Don’t you wish you’d bought Flight Centre shares in, say, early 2009 when they were trading well below eight bucks?
Today they’re north of $31 as the travel agency giant – poised to open its 2500th shop/business – announced a record first half result: $91.8m net profit after tax, up 13% with record pre-tax earnings from its operations in Australia, UK, Greater China and Singapore.
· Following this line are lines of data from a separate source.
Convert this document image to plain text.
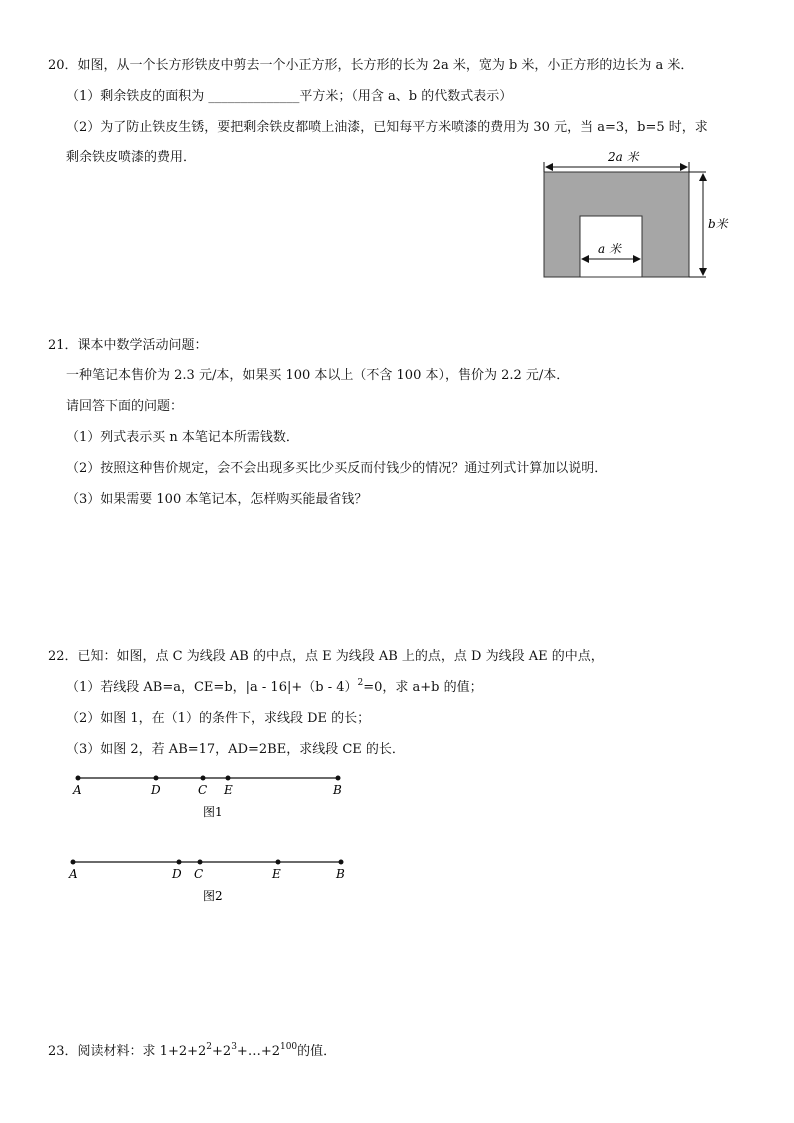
20．如图，从一个长方形铁皮中剪去一个小正方形，长方形的长为 2a 米，宽为 b 米，小正方形的边长为 a 米．
（1）剩余铁皮的面积为 ______________平方米；（用含 a、b 的代数式表示）
（2）为了防止铁皮生锈，要把剩余铁皮都喷上油漆，已知每平方米喷漆的费用为 30 元，当 a=3，b=5 时，求
剩余铁皮喷漆的费用．	2a 米
b米
a 米
21．课本中数学活动问题：
一种笔记本售价为 2.3 元/本，如果买 100 本以上（不含 100 本），售价为 2.2 元/本．
请回答下面的问题：
（1）列式表示买 n 本笔记本所需钱数．
（2）按照这种售价规定，会不会出现多买比少买反而付钱少的情况？通过列式计算加以说明．
（3）如果需要 100 本笔记本，怎样购买能最省钱？
22．已知：如图，点 C 为线段 AB 的中点，点 E 为线段 AB 上的点，点 D 为线段 AE 的中点，
（1）若线段 AB=a，CE=b，|a - 16|+（b - 4）$^2$=0，求 a+b 的值；
（2）如图 1，在（1）的条件下，求线段 DE 的长；
（3）如图 2，若 AB=17，AD=2BE，求线段 CE 的长．
A	D	C E	B
图1
A	D C	E	B
图2
23．阅读材料：求 $1+2+2^2+2^3+\dots+2^{100}$的值．
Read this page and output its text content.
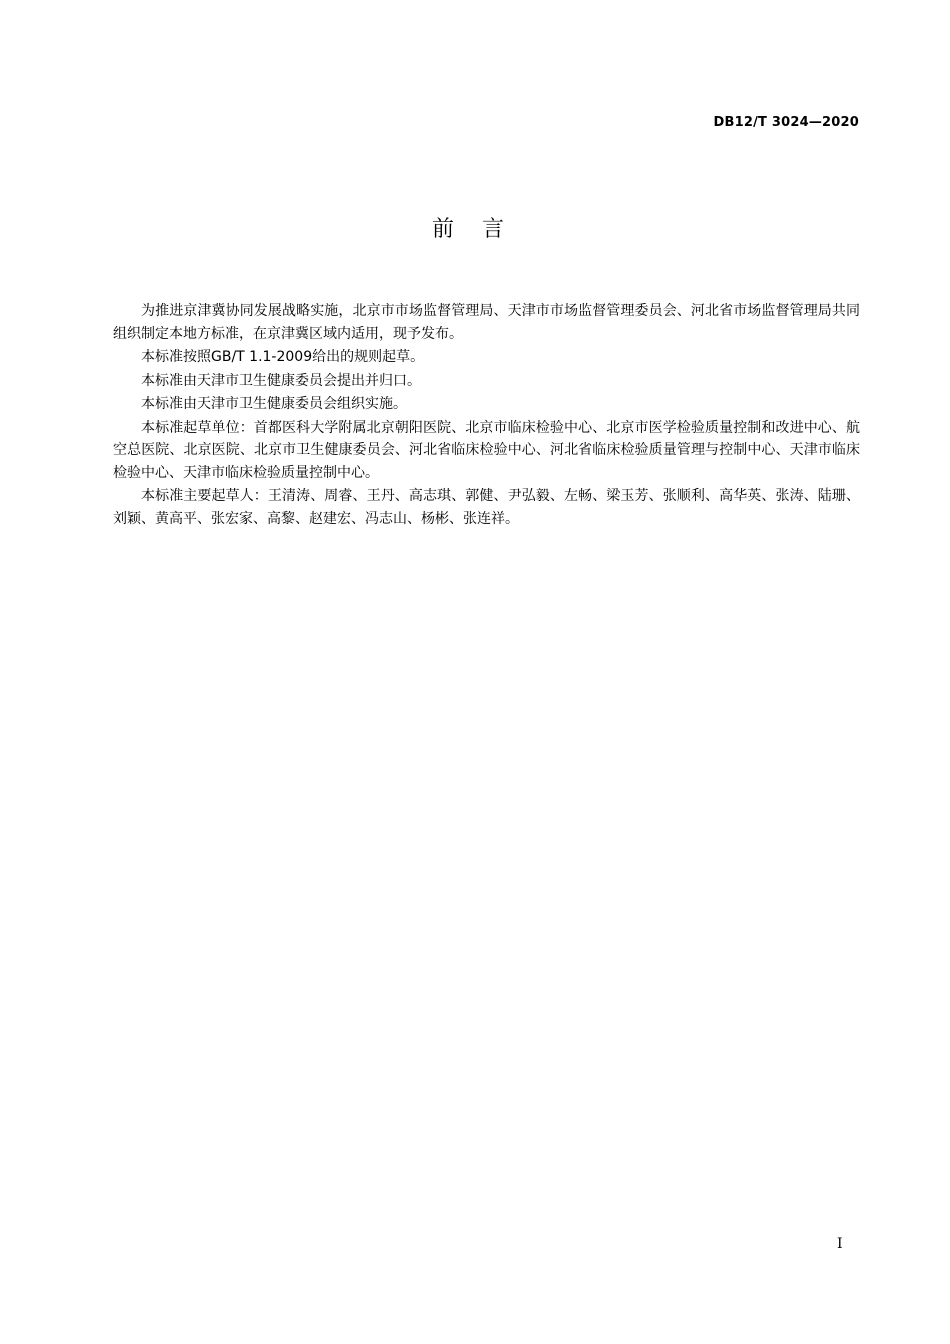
DB12/T 3024—2020
前言

为推进京津冀协同发展战略实施，北京市市场监督管理局、天津市市场监督管理委员会、河北省市场监督管理局共同组织制定本地方标准，在京津冀区域内适用，现予发布。

本标准按照GB/T 1.1-2009给出的规则起草。

本标准由天津市卫生健康委员会提出并归口。

本标准由天津市卫生健康委员会组织实施。

本标准起草单位：首都医科大学附属北京朝阳医院、北京市临床检验中心、北京市医学检验质量控制和改进中心、航空总医院、北京医院、北京市卫生健康委员会、河北省临床检验中心、河北省临床检验质量管理与控制中心、天津市临床检验中心、天津市临床检验质量控制中心。

本标准主要起草人：王清涛、周睿、王丹、高志琪、郭健、尹弘毅、左畅、梁玉芳、张顺利、高华英、张涛、陆珊、刘颖、黄高平、张宏家、高黎、赵建宏、冯志山、杨彬、张连祥。

I
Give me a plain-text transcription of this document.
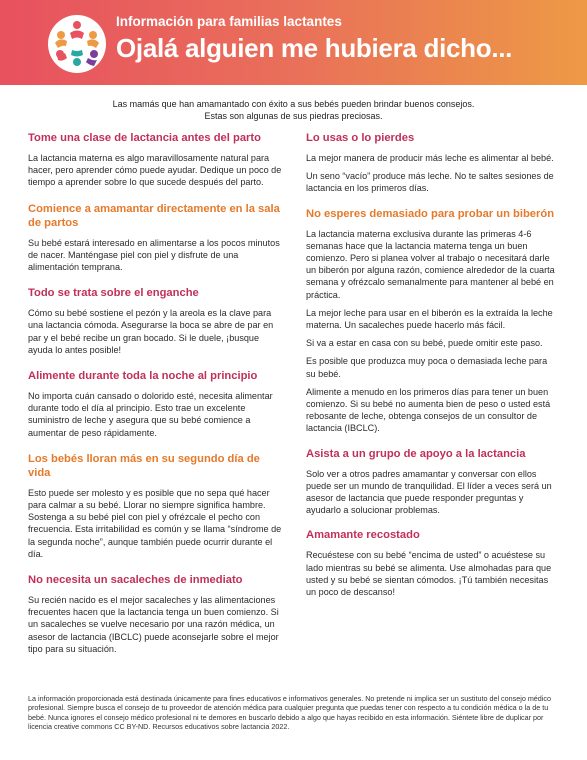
Información para familias lactantes
Ojalá alguien me hubiera dicho...
Las mamás que han amamantado con éxito a sus bebés pueden brindar buenos consejos.
Estas son algunas de sus piedras preciosas.
Tome una clase de lactancia antes del parto

La lactancia materna es algo maravillosamente natural para hacer, pero aprender cómo puede ayudar. Dedique un poco de tiempo a aprender sobre lo que sucede después del parto.

Comience a amamantar directamente en la sala de partos

Su bebé estará interesado en alimentarse a los pocos minutos de nacer. Manténgase piel con piel y disfrute de una alimentación temprana.

Todo se trata sobre el enganche

Cómo su bebé sostiene el pezón y la areola es la clave para una lactancia cómoda. Asegurarse la boca se abre de par en par y el bebé recibe un gran bocado. Si le duele, ¡busque ayuda lo antes posible!

Alimente durante toda la noche al principio

No importa cuán cansado o dolorido esté, necesita alimentar durante todo el día al principio. Esto trae un excelente suministro de leche y asegura que su bebé comience a aumentar de peso rápidamente.

Los bebés lloran más en su segundo día de vida

Esto puede ser molesto y es posible que no sepa qué hacer para calmar a su bebé. Llorar no siempre significa hambre. Sostenga a su bebé piel con piel y ofrézcale el pecho con frecuencia. Esta irritabilidad es común y se llama “síndrome de la segunda noche”, aunque también puede ocurrir durante el día.

No necesita un sacaleches de inmediato

Su recién nacido es el mejor sacaleches y las alimentaciones frecuentes hacen que la lactancia tenga un buen comienzo. Si un sacaleches se vuelve necesario por una razón médica, un asesor de lactancia (IBCLC) puede aconsejarle sobre el mejor tipo para su situación.

Lo usas o lo pierdes

La mejor manera de producir más leche es alimentar al bebé.

Un seno “vacío” produce más leche. No te saltes sesiones de lactancia en los primeros días.

No esperes demasiado para probar un biberón

La lactancia materna exclusiva durante las primeras 4-6 semanas hace que la lactancia materna tenga un buen comienzo. Pero si planea volver al trabajo o necesitará darle un biberón por alguna razón, comience alrededor de la cuarta semana y ofrézcalo semanalmente para mantener al bebé en práctica.

La mejor leche para usar en el biberón es la extraída la leche materna. Un sacaleches puede hacerlo más fácil.

Si va a estar en casa con su bebé, puede omitir este paso.

Es posible que produzca muy poca o demasiada leche para su bebé.

Alimente a menudo en los primeros días para tener un buen comienzo. Si su bebé no aumenta bien de peso o usted está rebosante de leche, obtenga consejos de un consultor de lactancia (IBCLC).

Asista a un grupo de apoyo a la lactancia

Solo ver a otros padres amamantar y conversar con ellos puede ser un mundo de tranquilidad. El líder a veces será un asesor de lactancia que puede responder preguntas y ayudarlo a solucionar problemas.

Amamante recostado

Recuéstese con su bebé “encima de usted” o acuéstese su lado mientras su bebé se alimenta. Use almohadas para que usted y su bebé se sientan cómodos. ¡Tú también necesitas un poco de descanso!

La información proporcionada está destinada únicamente para fines educativos e informativos generales. No pretende ni implica ser un sustituto del consejo médico profesional. Siempre busca el consejo de tu proveedor de atención médica para cualquier pregunta que puedas tener con respecto a tu condición médica o la de tu bebé. Nunca ignores el consejo médico profesional ni te demores en buscarlo debido a algo que hayas recibido en esta información. Siéntete libre de duplicar por licencia creative commons CC BY-ND. Recursos educativos sobre lactancia 2022.
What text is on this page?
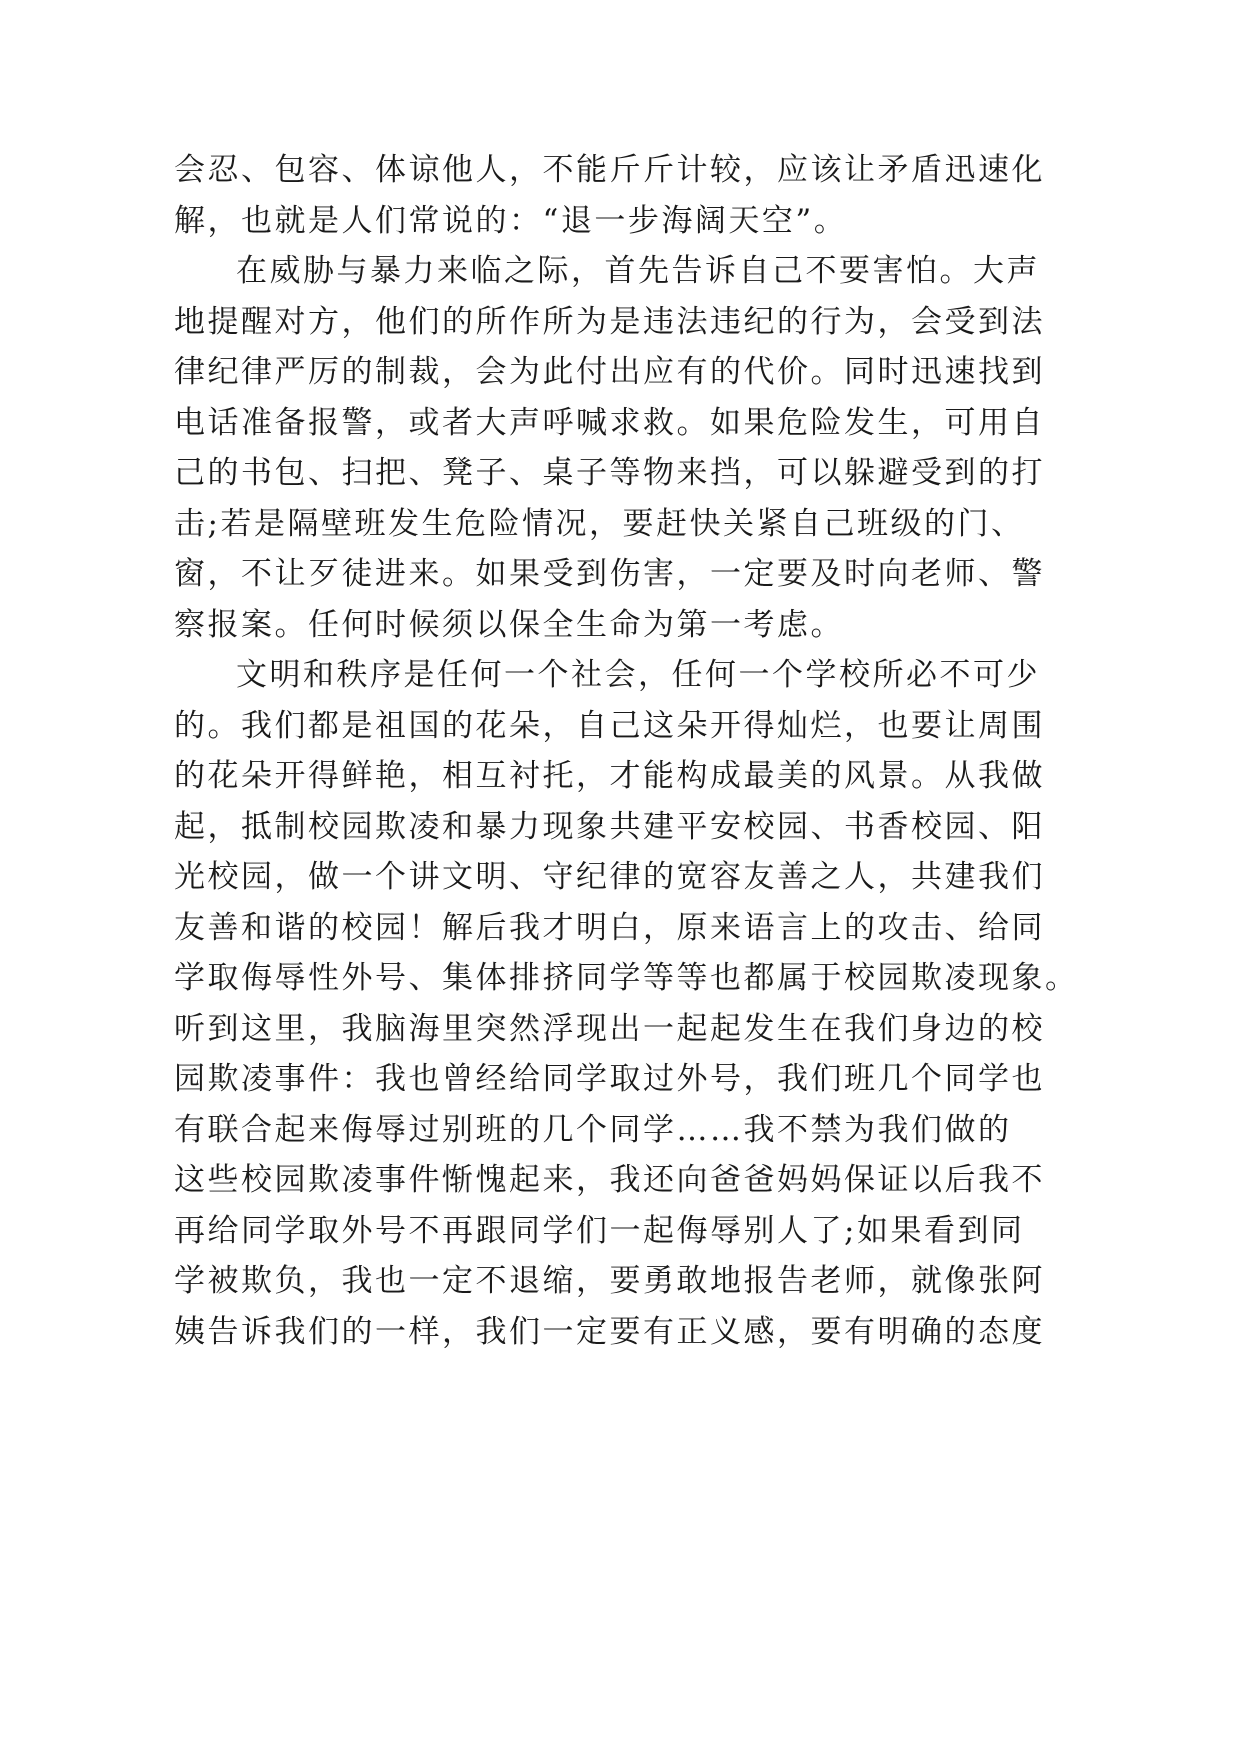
会忍、包容、体谅他人，不能斤斤计较，应该让矛盾迅速化
解，也就是人们常说的：“退一步海阔天空”。
在威胁与暴力来临之际，首先告诉自己不要害怕。大声
地提醒对方，他们的所作所为是违法违纪的行为，会受到法
律纪律严厉的制裁，会为此付出应有的代价。同时迅速找到
电话准备报警，或者大声呼喊求救。如果危险发生，可用自
己的书包、扫把、凳子、桌子等物来挡，可以躲避受到的打
击;若是隔壁班发生危险情况，要赶快关紧自己班级的门、
窗，不让歹徒进来。如果受到伤害，一定要及时向老师、警
察报案。任何时候须以保全生命为第一考虑。
文明和秩序是任何一个社会，任何一个学校所必不可少
的。我们都是祖国的花朵，自己这朵开得灿烂，也要让周围
的花朵开得鲜艳，相互衬托，才能构成最美的风景。从我做
起，抵制校园欺凌和暴力现象共建平安校园、书香校园、阳
光校园，做一个讲文明、守纪律的宽容友善之人，共建我们
友善和谐的校园！解后我才明白，原来语言上的攻击、给同
学取侮辱性外号、集体排挤同学等等也都属于校园欺凌现象。
听到这里，我脑海里突然浮现出一起起发生在我们身边的校
园欺凌事件：我也曾经给同学取过外号，我们班几个同学也
有联合起来侮辱过别班的几个同学……我不禁为我们做的
这些校园欺凌事件惭愧起来，我还向爸爸妈妈保证以后我不
再给同学取外号不再跟同学们一起侮辱别人了;如果看到同
学被欺负，我也一定不退缩，要勇敢地报告老师，就像张阿
姨告诉我们的一样，我们一定要有正义感，要有明确的态度
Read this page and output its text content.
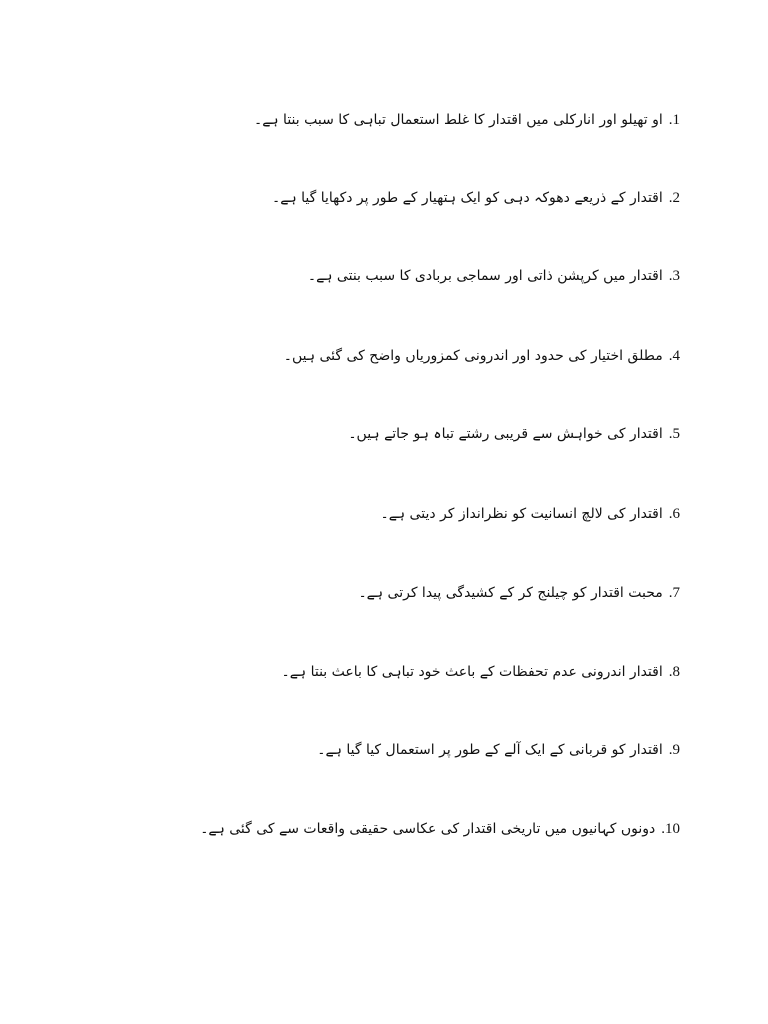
1.او تھیلو اور انارکلی میں اقتدار کا غلط استعمال تباہی کا سبب بنتا ہے۔
2.اقتدار کے ذریعے دھوکہ دہی کو ایک ہتھیار کے طور پر دکھایا گیا ہے۔
3.اقتدار میں کرپشن ذاتی اور سماجی بربادی کا سبب بنتی ہے۔
4.مطلق اختیار کی حدود اور اندرونی کمزوریاں واضح کی گئی ہیں۔
5.اقتدار کی خواہش سے قریبی رشتے تباہ ہو جاتے ہیں۔
6.اقتدار کی لالچ انسانیت کو نظرانداز کر دیتی ہے۔
7.محبت اقتدار کو چیلنج کر کے کشیدگی پیدا کرتی ہے۔
8.اقتدار اندرونی عدم تحفظات کے باعث خود تباہی کا باعث بنتا ہے۔
9.اقتدار کو قربانی کے ایک آلے کے طور پر استعمال کیا گیا ہے۔
10.دونوں کہانیوں میں تاریخی اقتدار کی عکاسی حقیقی واقعات سے کی گئی ہے۔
Key points include:
Flightcentre.com.au turnover up 23% and on track to deliver $5m earning before tax for 12/13 financial year.
- Share price at record highs
- Corporate brands turned over more than $1bn in first half for the first
- Cheap international airfares stimulating leisure demand
- Combined turnover of leisure brands has increased 70% since end of 2009
- Cruiseabout’s turnover has more than tripled during this period
- Gaining UK market share in contracting market (UK main profit driver outside Australia)
- US business remains an issue, losses higher than last year
- Profits down in South Africa, Dubai and Canada
- Before tax earnings more than doubled in New Zealand
- Singapore leisure business now profitable
- New mobile sites were launched for Flight Centre and quickbeds
Looking ahead, Flight Centre said maintaining “10% profit before tax will become more challenging” but the company is well placed to deliver good growth over the previous financial year.
NB: the share price took a minor hit, down a dollar or so to just over $31, after this result was announced today.